Key features of RLS Loans include:

  • Up to £2 million per business group: The maximum amount of a facility provided under the scheme is £2 million per business group for borrowers outside the scope of the Northern Ireland Protocol, and up to £1 million per business group for Northern Ireland Protocol borrowers2. Minimum facility sizes vary, starting at £1,000 for asset and invoice finance, and £25,001 for term loans and overdrafts;
  • Wide range of products: RLS supports term loans, overdrafts, asset finance and invoice finance facilities. Not all lenders will be able to offer all products;
  • Term length: Term loans and asset finance facilities are available from three months up to six years, with overdrafts and invoice finance available from three months up to three years;
  • Access to multiple schemes: Businesses that took out a Coronavirus Business Interruption Loan Scheme (CBILS), Coronavirus Large Business Interruption Loan Scheme (CLBILS), Bounce Back Loan Scheme (BBLS) or RLS facility before 30 June 2022 are not prevented from accessing RLS, but in some instances borrowing under these schemes may reduce the maximum amount the borrower is eligible for;
  • Pricing: Interest rates and fees charged by lenders will vary and will depend on the specific lending proposal. The lender’s pricing will take into account the benefit of the Government guarantee;
  • Personal Guarantees: Personal guarantees can be taken at the lender’s discretion, in line with their normal commercial lending practices. Principal Private Residences cannot be taken as security within the Scheme;
  • Guarantee is to the lender: The scheme provides the lender with a 70% government-backed guarantee against the outstanding balance of the facility after it has completed its normal recovery process. The borrower always remains 100% liable for the debt;
  • Decision-making delegated to the lender: RLS-backed facilities are provided at the discretion of the lender. Lenders are required to undertake their standard credit and fraud checks for all applicants.

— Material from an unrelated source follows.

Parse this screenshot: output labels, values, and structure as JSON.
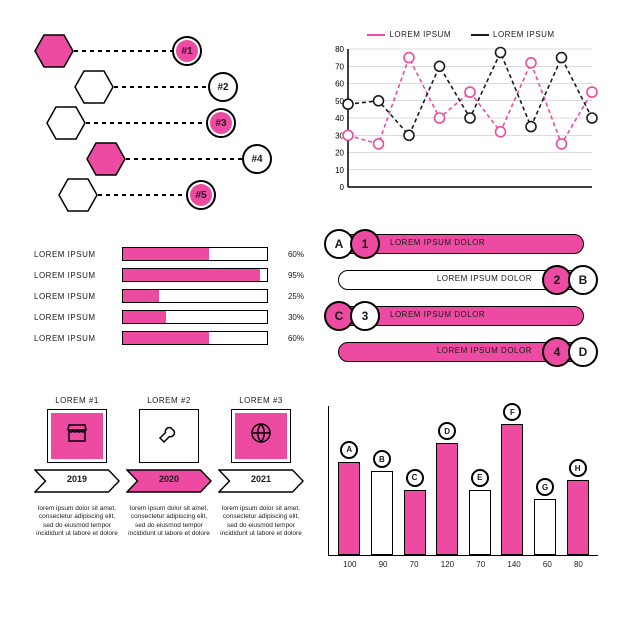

The assistance provided through RLS, like many Government-backed business support activities, is regarded as a subsidy and is deemed to benefit the borrower. There is a limit to the amount of subsidy that may be received by a borrower, and its wider group, over any rolling three-year period. Any previous subsidy may reduce the amount a business can borrow. More information on subsidies is available here.

Eligibility criteria include:

  • Turnover limit: The scheme is open to smaller businesses with a turnover of up to £45m (on a group basis, where part of a group);
  • UK-based: The borrower must be carrying out trading activity in the UK and, for most businesses3, generating more than 50% of its income from trading activity;
  • Viability test: The lender must consider that the borrower has a viable business proposition but may disregard (at its discretion) any concerns over its short-to-medium term business performance due to the uncertainty and impact of Covid-19;
  • Business in difficulty: The borrower must not be a business in difficulty, including not being in relevant insolvency proceedings;
  • Subsidy limits: Borrowers will need to provide written confirmation that receipt of the RLS facility will not mean that the business exceeds the maximum amount of subsidy they are allowed to receive. All borrowers in receipt of a subsidy from a publicly funded programme should be provided with a written statement, confirming the level and type of aid received.